So Bright, So Beautiful

So I’ve decided to continue reading over my shitty YA werewolf novel manuscript. The description holds. Oh boy, does it hold.

But because of the order in which I wrote the chapters, two of the earlier ones are also two of the newest ones, and the change in tone and style shows quite strongly – the writing is better, the focus is clearer, and while I wrote these chapters in a real creative slump when I had no particular passion left for this project, these are, so far anyway, the best chapters in the book.

Especially the one I’m reading now, the Diagon Alley chapter, if you like, where our hero learns about the new world he’s stumbled into. It makes me really proud of this festering mound of refuse I have shat out of my brain, because it reads almost exactly like every other bad YA paranormal novel I’ve ever read …
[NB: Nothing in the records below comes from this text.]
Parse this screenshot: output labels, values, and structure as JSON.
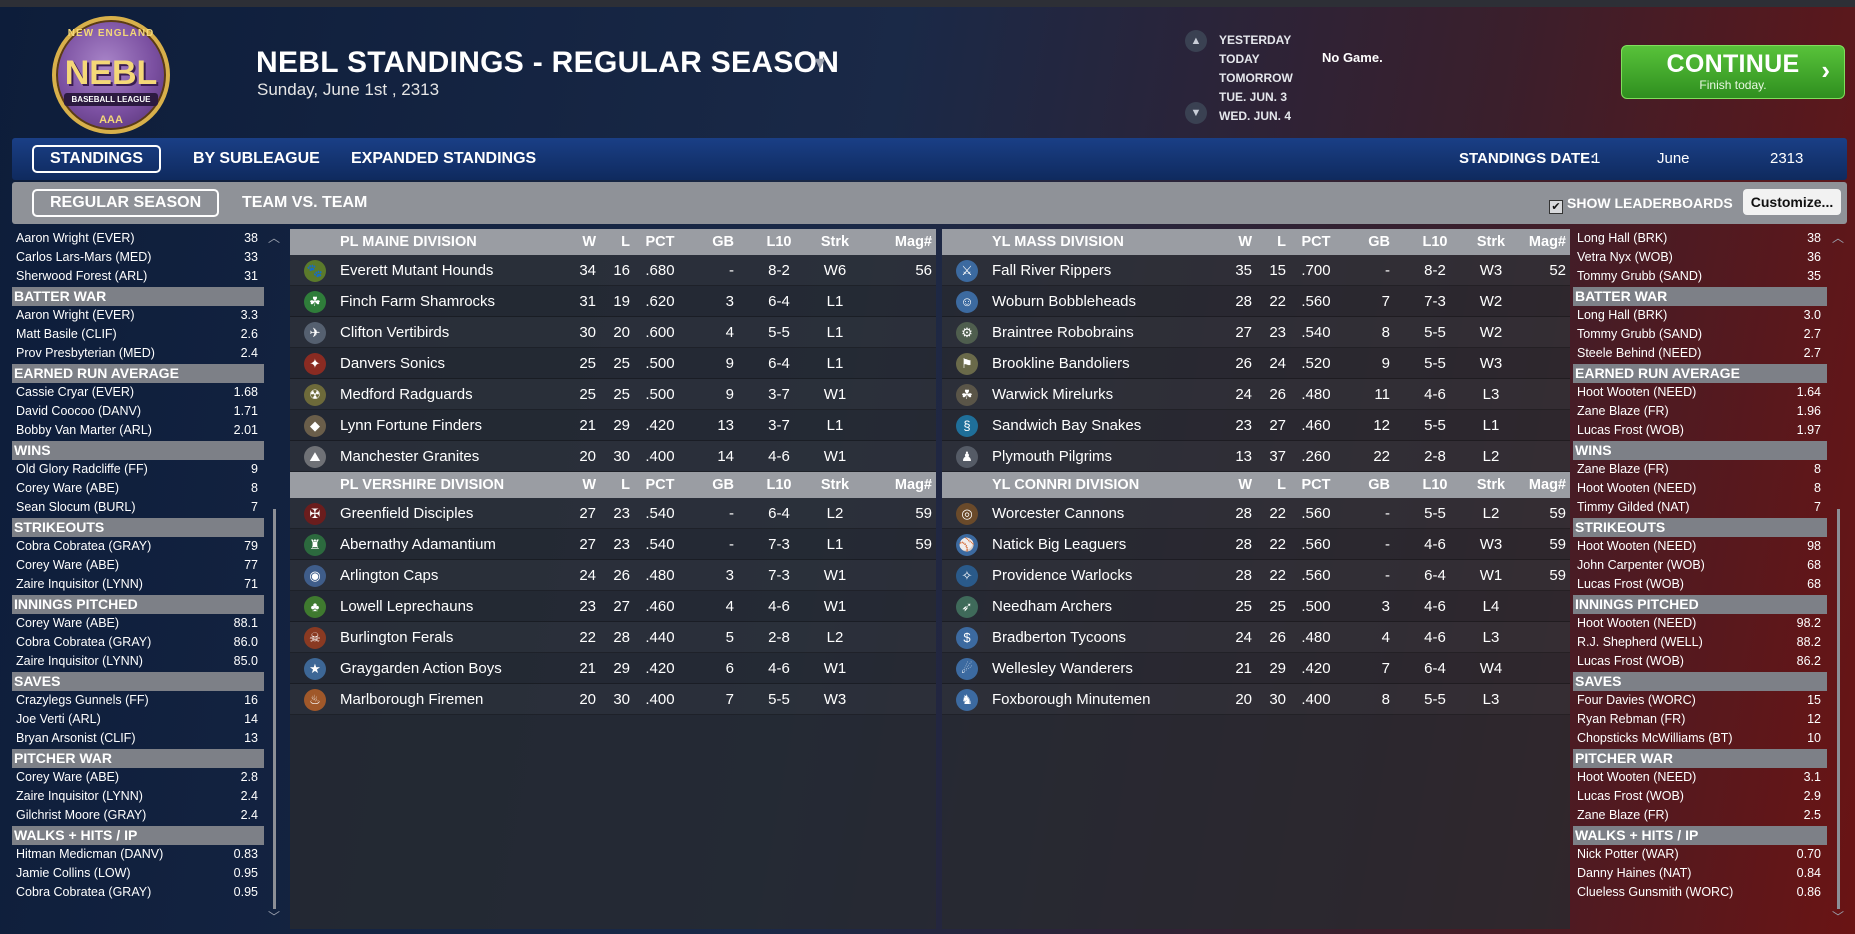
{
  "header": {
    "logo": {
      "top": "NEW ENGLAND",
      "main": "NEBL",
      "sub": "BASEBALL LEAGUE",
      "bottom": "AAA"
    },
    "title": "NEBL STANDINGS - REGULAR SEASON",
    "date": "Sunday, June 1st , 2313",
    "days": [
      "YESTERDAY",
      "TODAY",
      "TOMORROW",
      "TUE. JUN. 3",
      "WED. JUN. 4"
    ],
    "game_status": "No Game.",
    "continue_label": "CONTINUE",
    "continue_sub": "Finish today."
  },
  "tabs": {
    "items": [
      "STANDINGS",
      "BY SUBLEAGUE",
      "EXPANDED STANDINGS"
    ],
    "standings_date_label": "STANDINGS DATE:",
    "standings_day": "1",
    "standings_month": "June",
    "standings_year": "2313"
  },
  "subtabs": {
    "items": [
      "REGULAR SEASON",
      "TEAM VS. TEAM"
    ],
    "show_leaderboards": "SHOW LEADERBOARDS",
    "show_leaderboards_checked": true,
    "customize": "Customize..."
  },
  "left_leaders": [
    {
      "rows": [
        [
          "Aaron Wright (EVER)",
          "38"
        ],
        [
          "Carlos Lars-Mars (MED)",
          "33"
        ],
        [
          "Sherwood Forest (ARL)",
          "31"
        ]
      ]
    },
    {
      "title": "BATTER WAR",
      "rows": [
        [
          "Aaron Wright (EVER)",
          "3.3"
        ],
        [
          "Matt Basile (CLIF)",
          "2.6"
        ],
        [
          "Prov Presbyterian (MED)",
          "2.4"
        ]
      ]
    },
    {
      "title": "EARNED RUN AVERAGE",
      "rows": [
        [
          "Cassie Cryar (EVER)",
          "1.68"
        ],
        [
          "David Coocoo (DANV)",
          "1.71"
        ],
        [
          "Bobby Van Marter (ARL)",
          "2.01"
        ]
      ]
    },
    {
      "title": "WINS",
      "rows": [
        [
          "Old Glory Radcliffe (FF)",
          "9"
        ],
        [
          "Corey Ware (ABE)",
          "8"
        ],
        [
          "Sean Slocum (BURL)",
          "7"
        ]
      ]
    },
    {
      "title": "STRIKEOUTS",
      "rows": [
        [
          "Cobra Cobratea (GRAY)",
          "79"
        ],
        [
          "Corey Ware (ABE)",
          "77"
        ],
        [
          "Zaire Inquisitor (LYNN)",
          "71"
        ]
      ]
    },
    {
      "title": "INNINGS PITCHED",
      "rows": [
        [
          "Corey Ware (ABE)",
          "88.1"
        ],
        [
          "Cobra Cobratea (GRAY)",
          "86.0"
        ],
        [
          "Zaire Inquisitor (LYNN)",
          "85.0"
        ]
      ]
    },
    {
      "title": "SAVES",
      "rows": [
        [
          "Crazylegs Gunnels (FF)",
          "16"
        ],
        [
          "Joe Verti (ARL)",
          "14"
        ],
        [
          "Bryan Arsonist (CLIF)",
          "13"
        ]
      ]
    },
    {
      "title": "PITCHER WAR",
      "rows": [
        [
          "Corey Ware (ABE)",
          "2.8"
        ],
        [
          "Zaire Inquisitor (LYNN)",
          "2.4"
        ],
        [
          "Gilchrist Moore (GRAY)",
          "2.4"
        ]
      ]
    },
    {
      "title": "WALKS + HITS / IP",
      "rows": [
        [
          "Hitman Medicman (DANV)",
          "0.83"
        ],
        [
          "Jamie Collins (LOW)",
          "0.95"
        ],
        [
          "Cobra Cobratea (GRAY)",
          "0.95"
        ]
      ]
    }
  ],
  "right_leaders": [
    {
      "rows": [
        [
          "Long Hall (BRK)",
          "38"
        ],
        [
          "Vetra Nyx (WOB)",
          "36"
        ],
        [
          "Tommy Grubb (SAND)",
          "35"
        ]
      ]
    },
    {
      "title": "BATTER WAR",
      "rows": [
        [
          "Long Hall (BRK)",
          "3.0"
        ],
        [
          "Tommy Grubb (SAND)",
          "2.7"
        ],
        [
          "Steele Behind (NEED)",
          "2.7"
        ]
      ]
    },
    {
      "title": "EARNED RUN AVERAGE",
      "rows": [
        [
          "Hoot Wooten (NEED)",
          "1.64"
        ],
        [
          "Zane Blaze (FR)",
          "1.96"
        ],
        [
          "Lucas Frost (WOB)",
          "1.97"
        ]
      ]
    },
    {
      "title": "WINS",
      "rows": [
        [
          "Zane Blaze (FR)",
          "8"
        ],
        [
          "Hoot Wooten (NEED)",
          "8"
        ],
        [
          "Timmy Gilded (NAT)",
          "7"
        ]
      ]
    },
    {
      "title": "STRIKEOUTS",
      "rows": [
        [
          "Hoot Wooten (NEED)",
          "98"
        ],
        [
          "John Carpenter (WOB)",
          "68"
        ],
        [
          "Lucas Frost (WOB)",
          "68"
        ]
      ]
    },
    {
      "title": "INNINGS PITCHED",
      "rows": [
        [
          "Hoot Wooten (NEED)",
          "98.2"
        ],
        [
          "R.J. Shepherd (WELL)",
          "88.2"
        ],
        [
          "Lucas Frost (WOB)",
          "86.2"
        ]
      ]
    },
    {
      "title": "SAVES",
      "rows": [
        [
          "Four Davies (WORC)",
          "15"
        ],
        [
          "Ryan Rebman (FR)",
          "12"
        ],
        [
          "Chopsticks McWilliams (BT)",
          "10"
        ]
      ]
    },
    {
      "title": "PITCHER WAR",
      "rows": [
        [
          "Hoot Wooten (NEED)",
          "3.1"
        ],
        [
          "Lucas Frost (WOB)",
          "2.9"
        ],
        [
          "Zane Blaze (FR)",
          "2.5"
        ]
      ]
    },
    {
      "title": "WALKS + HITS / IP",
      "rows": [
        [
          "Nick Potter (WAR)",
          "0.70"
        ],
        [
          "Danny Haines (NAT)",
          "0.84"
        ],
        [
          "Clueless Gunsmith (WORC)",
          "0.86"
        ]
      ]
    }
  ],
  "columns": [
    "W",
    "L",
    "PCT",
    "GB",
    "L10",
    "Strk",
    "Mag#"
  ],
  "divisions_left": [
    {
      "name": "PL MAINE DIVISION",
      "teams": [
        {
          "name": "Everett Mutant Hounds",
          "icon": "hound-icon",
          "color": "#5b7a2b",
          "glyph": "🐾",
          "w": "34",
          "l": "16",
          "pct": ".680",
          "gb": "-",
          "l10": "8-2",
          "strk": "W6",
          "mag": "56"
        },
        {
          "name": "Finch Farm Shamrocks",
          "icon": "shamrock-icon",
          "color": "#2f7d3a",
          "glyph": "☘",
          "w": "31",
          "l": "19",
          "pct": ".620",
          "gb": "3",
          "l10": "6-4",
          "strk": "L1",
          "mag": ""
        },
        {
          "name": "Clifton Vertibirds",
          "icon": "vertibird-icon",
          "color": "#556070",
          "glyph": "✈",
          "w": "30",
          "l": "20",
          "pct": ".600",
          "gb": "4",
          "l10": "5-5",
          "strk": "L1",
          "mag": ""
        },
        {
          "name": "Danvers Sonics",
          "icon": "sonic-icon",
          "color": "#8a2b22",
          "glyph": "✦",
          "w": "25",
          "l": "25",
          "pct": ".500",
          "gb": "9",
          "l10": "6-4",
          "strk": "L1",
          "mag": ""
        },
        {
          "name": "Medford Radguards",
          "icon": "radguard-icon",
          "color": "#6d6a3a",
          "glyph": "☢",
          "w": "25",
          "l": "25",
          "pct": ".500",
          "gb": "9",
          "l10": "3-7",
          "strk": "W1",
          "mag": ""
        },
        {
          "name": "Lynn Fortune Finders",
          "icon": "fortune-icon",
          "color": "#6a5e4a",
          "glyph": "◆",
          "w": "21",
          "l": "29",
          "pct": ".420",
          "gb": "13",
          "l10": "3-7",
          "strk": "L1",
          "mag": ""
        },
        {
          "name": "Manchester Granites",
          "icon": "granite-icon",
          "color": "#6f7176",
          "glyph": "⛰",
          "w": "20",
          "l": "30",
          "pct": ".400",
          "gb": "14",
          "l10": "4-6",
          "strk": "W1",
          "mag": ""
        }
      ]
    },
    {
      "name": "PL VERSHIRE DIVISION",
      "teams": [
        {
          "name": "Greenfield Disciples",
          "icon": "disciple-icon",
          "color": "#6b1d1d",
          "glyph": "✠",
          "w": "27",
          "l": "23",
          "pct": ".540",
          "gb": "-",
          "l10": "6-4",
          "strk": "L2",
          "mag": "59"
        },
        {
          "name": "Abernathy Adamantium",
          "icon": "adamantium-icon",
          "color": "#2c6a3e",
          "glyph": "♜",
          "w": "27",
          "l": "23",
          "pct": ".540",
          "gb": "-",
          "l10": "7-3",
          "strk": "L1",
          "mag": "59"
        },
        {
          "name": "Arlington Caps",
          "icon": "caps-icon",
          "color": "#3f5d8a",
          "glyph": "◉",
          "w": "24",
          "l": "26",
          "pct": ".480",
          "gb": "3",
          "l10": "7-3",
          "strk": "W1",
          "mag": ""
        },
        {
          "name": "Lowell Leprechauns",
          "icon": "leprechaun-icon",
          "color": "#3f7a2f",
          "glyph": "♣",
          "w": "23",
          "l": "27",
          "pct": ".460",
          "gb": "4",
          "l10": "4-6",
          "strk": "W1",
          "mag": ""
        },
        {
          "name": "Burlington Ferals",
          "icon": "feral-icon",
          "color": "#8a3a22",
          "glyph": "☠",
          "w": "22",
          "l": "28",
          "pct": ".440",
          "gb": "5",
          "l10": "2-8",
          "strk": "L2",
          "mag": ""
        },
        {
          "name": "Graygarden Action Boys",
          "icon": "actionboy-icon",
          "color": "#3d6796",
          "glyph": "★",
          "w": "21",
          "l": "29",
          "pct": ".420",
          "gb": "6",
          "l10": "4-6",
          "strk": "W1",
          "mag": ""
        },
        {
          "name": "Marlborough Firemen",
          "icon": "firemen-icon",
          "color": "#a0582a",
          "glyph": "♨",
          "w": "20",
          "l": "30",
          "pct": ".400",
          "gb": "7",
          "l10": "5-5",
          "strk": "W3",
          "mag": ""
        }
      ]
    }
  ],
  "divisions_right": [
    {
      "name": "YL MASS DIVISION",
      "teams": [
        {
          "name": "Fall River Rippers",
          "icon": "ripper-icon",
          "color": "#3c6aa0",
          "glyph": "⚔",
          "w": "35",
          "l": "15",
          "pct": ".700",
          "gb": "-",
          "l10": "8-2",
          "strk": "W3",
          "mag": "52"
        },
        {
          "name": "Woburn Bobbleheads",
          "icon": "bobblehead-icon",
          "color": "#3c6aa0",
          "glyph": "☺",
          "w": "28",
          "l": "22",
          "pct": ".560",
          "gb": "7",
          "l10": "7-3",
          "strk": "W2",
          "mag": ""
        },
        {
          "name": "Braintree Robobrains",
          "icon": "robobrain-icon",
          "color": "#4f5e4e",
          "glyph": "⚙",
          "w": "27",
          "l": "23",
          "pct": ".540",
          "gb": "8",
          "l10": "5-5",
          "strk": "W2",
          "mag": ""
        },
        {
          "name": "Brookline Bandoliers",
          "icon": "bandolier-icon",
          "color": "#6a6a4a",
          "glyph": "⚑",
          "w": "26",
          "l": "24",
          "pct": ".520",
          "gb": "9",
          "l10": "5-5",
          "strk": "W3",
          "mag": ""
        },
        {
          "name": "Warwick Mirelurks",
          "icon": "mirelurk-icon",
          "color": "#5a5548",
          "glyph": "☘",
          "w": "24",
          "l": "26",
          "pct": ".480",
          "gb": "11",
          "l10": "4-6",
          "strk": "L3",
          "mag": ""
        },
        {
          "name": "Sandwich Bay Snakes",
          "icon": "snake-icon",
          "color": "#1f6f9a",
          "glyph": "§",
          "w": "23",
          "l": "27",
          "pct": ".460",
          "gb": "12",
          "l10": "5-5",
          "strk": "L1",
          "mag": ""
        },
        {
          "name": "Plymouth Pilgrims",
          "icon": "pilgrim-icon",
          "color": "#555b66",
          "glyph": "♟",
          "w": "13",
          "l": "37",
          "pct": ".260",
          "gb": "22",
          "l10": "2-8",
          "strk": "L2",
          "mag": ""
        }
      ]
    },
    {
      "name": "YL CONNRI DIVISION",
      "teams": [
        {
          "name": "Worcester Cannons",
          "icon": "cannon-icon",
          "color": "#6a4a2a",
          "glyph": "◎",
          "w": "28",
          "l": "22",
          "pct": ".560",
          "gb": "-",
          "l10": "5-5",
          "strk": "L2",
          "mag": "59"
        },
        {
          "name": "Natick Big Leaguers",
          "icon": "bigleaguer-icon",
          "color": "#3c6aa0",
          "glyph": "⚾",
          "w": "28",
          "l": "22",
          "pct": ".560",
          "gb": "-",
          "l10": "4-6",
          "strk": "W3",
          "mag": "59"
        },
        {
          "name": "Providence Warlocks",
          "icon": "warlock-icon",
          "color": "#2a5a8a",
          "glyph": "✧",
          "w": "28",
          "l": "22",
          "pct": ".560",
          "gb": "-",
          "l10": "6-4",
          "strk": "W1",
          "mag": "59"
        },
        {
          "name": "Needham Archers",
          "icon": "archer-icon",
          "color": "#3f6a5a",
          "glyph": "➶",
          "w": "25",
          "l": "25",
          "pct": ".500",
          "gb": "3",
          "l10": "4-6",
          "strk": "L4",
          "mag": ""
        },
        {
          "name": "Bradberton Tycoons",
          "icon": "tycoon-icon",
          "color": "#3c6aa0",
          "glyph": "$",
          "w": "24",
          "l": "26",
          "pct": ".480",
          "gb": "4",
          "l10": "4-6",
          "strk": "L3",
          "mag": ""
        },
        {
          "name": "Wellesley Wanderers",
          "icon": "wanderer-icon",
          "color": "#3c6aa0",
          "glyph": "☄",
          "w": "21",
          "l": "29",
          "pct": ".420",
          "gb": "7",
          "l10": "6-4",
          "strk": "W4",
          "mag": ""
        },
        {
          "name": "Foxborough Minutemen",
          "icon": "minuteman-icon",
          "color": "#3c6aa0",
          "glyph": "♞",
          "w": "20",
          "l": "30",
          "pct": ".400",
          "gb": "8",
          "l10": "5-5",
          "strk": "L3",
          "mag": ""
        }
      ]
    }
  ]
}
Because I’m rooting for the bad guy.

And it’s exactly the same as actual published books I’ve read; this is of publishable quality, in that sense, and yes that is a real moral concern. But it’s also genuinely beautiful to behold, and for the first time makes me really feel proud of what I’ve accomplished here. In particular, I adore the fact that the bad guy, who is supposed to come across as domineering, arrogant and bullying, instead comes across as completely in the right for doing everything he’s done up to this point. Specifically, everything he’s done that has upset the main character, who is a whinging little shitstain that I want to see run over by a car and smeared across the highway like a tub of paint. Sure, the bad guy could probably do with some honest feedback about some of his behaviour, but all in all he’s not the one coming off as the problem. And that includes him shooting the main character with a gun at point-blank range.

I am that fucking good.

It’s awful; it’s despicable; and it’s the best fucking thing I’ve ever done in my life. I am so, so happy. I can’t even.
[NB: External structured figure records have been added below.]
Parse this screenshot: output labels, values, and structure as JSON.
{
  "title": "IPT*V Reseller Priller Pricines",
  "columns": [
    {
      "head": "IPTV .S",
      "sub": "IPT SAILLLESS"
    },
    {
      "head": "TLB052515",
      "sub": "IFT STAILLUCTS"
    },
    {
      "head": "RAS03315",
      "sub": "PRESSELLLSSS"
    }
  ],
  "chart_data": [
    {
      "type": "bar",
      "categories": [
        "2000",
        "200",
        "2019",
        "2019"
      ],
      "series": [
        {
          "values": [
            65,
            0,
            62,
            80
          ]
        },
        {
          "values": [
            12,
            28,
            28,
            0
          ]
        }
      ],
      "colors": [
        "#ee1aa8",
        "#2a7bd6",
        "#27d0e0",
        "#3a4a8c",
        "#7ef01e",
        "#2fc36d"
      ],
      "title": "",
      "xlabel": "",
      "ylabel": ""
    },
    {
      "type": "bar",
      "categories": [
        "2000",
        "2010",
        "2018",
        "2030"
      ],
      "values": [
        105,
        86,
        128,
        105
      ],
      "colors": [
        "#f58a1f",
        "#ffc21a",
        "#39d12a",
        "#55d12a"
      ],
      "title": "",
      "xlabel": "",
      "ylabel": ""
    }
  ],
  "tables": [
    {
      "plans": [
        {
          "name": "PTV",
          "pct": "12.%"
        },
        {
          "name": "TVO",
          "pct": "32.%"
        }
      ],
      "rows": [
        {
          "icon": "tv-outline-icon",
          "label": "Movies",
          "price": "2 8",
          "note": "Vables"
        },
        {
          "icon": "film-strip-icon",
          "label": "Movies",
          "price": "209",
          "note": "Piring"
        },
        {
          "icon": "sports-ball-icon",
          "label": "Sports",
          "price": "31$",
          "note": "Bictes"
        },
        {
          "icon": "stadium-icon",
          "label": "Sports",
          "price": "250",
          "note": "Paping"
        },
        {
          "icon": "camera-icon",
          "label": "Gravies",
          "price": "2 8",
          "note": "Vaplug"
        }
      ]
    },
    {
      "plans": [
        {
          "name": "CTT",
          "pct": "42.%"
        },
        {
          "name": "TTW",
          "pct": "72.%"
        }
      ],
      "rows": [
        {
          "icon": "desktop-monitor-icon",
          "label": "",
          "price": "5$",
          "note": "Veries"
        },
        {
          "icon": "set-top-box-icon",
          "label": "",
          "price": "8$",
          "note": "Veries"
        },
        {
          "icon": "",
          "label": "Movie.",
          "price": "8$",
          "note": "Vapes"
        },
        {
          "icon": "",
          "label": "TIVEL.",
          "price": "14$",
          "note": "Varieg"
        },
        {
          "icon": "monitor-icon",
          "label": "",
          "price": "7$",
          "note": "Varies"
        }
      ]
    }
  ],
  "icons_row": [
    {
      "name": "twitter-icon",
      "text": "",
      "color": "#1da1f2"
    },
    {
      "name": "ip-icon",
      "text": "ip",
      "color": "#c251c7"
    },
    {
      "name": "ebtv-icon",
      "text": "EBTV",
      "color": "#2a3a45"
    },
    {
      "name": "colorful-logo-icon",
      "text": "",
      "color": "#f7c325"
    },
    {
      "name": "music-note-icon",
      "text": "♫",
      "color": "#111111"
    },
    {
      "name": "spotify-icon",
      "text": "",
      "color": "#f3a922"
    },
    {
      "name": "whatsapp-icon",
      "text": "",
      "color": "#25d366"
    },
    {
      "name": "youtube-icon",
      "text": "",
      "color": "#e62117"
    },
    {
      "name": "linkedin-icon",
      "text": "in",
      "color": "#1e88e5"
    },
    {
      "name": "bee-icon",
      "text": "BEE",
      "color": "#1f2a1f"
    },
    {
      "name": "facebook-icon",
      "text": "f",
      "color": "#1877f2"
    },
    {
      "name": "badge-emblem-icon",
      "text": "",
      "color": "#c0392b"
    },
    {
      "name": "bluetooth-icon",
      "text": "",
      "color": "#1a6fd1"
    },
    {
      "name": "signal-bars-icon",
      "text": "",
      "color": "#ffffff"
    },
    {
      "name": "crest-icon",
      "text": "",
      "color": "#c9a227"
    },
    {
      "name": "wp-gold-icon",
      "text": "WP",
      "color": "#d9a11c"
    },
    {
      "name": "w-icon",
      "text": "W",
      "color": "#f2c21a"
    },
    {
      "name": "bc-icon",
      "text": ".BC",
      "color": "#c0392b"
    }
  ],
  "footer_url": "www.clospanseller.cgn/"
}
I might actually consider revising this book and, like, doing something with it, turning it into an actual writing project instead of just a writing exercise that got way out of hand. There’s something here. Passionless though I may have been during the second half of the time it took me to finish this thing, I think my writing might actually have improved because of it. And that seems like a valuable lesson that I shall strive to actually remember for future reference.

In the meantime, back to reading. I genuinely hope that it gets worse from here.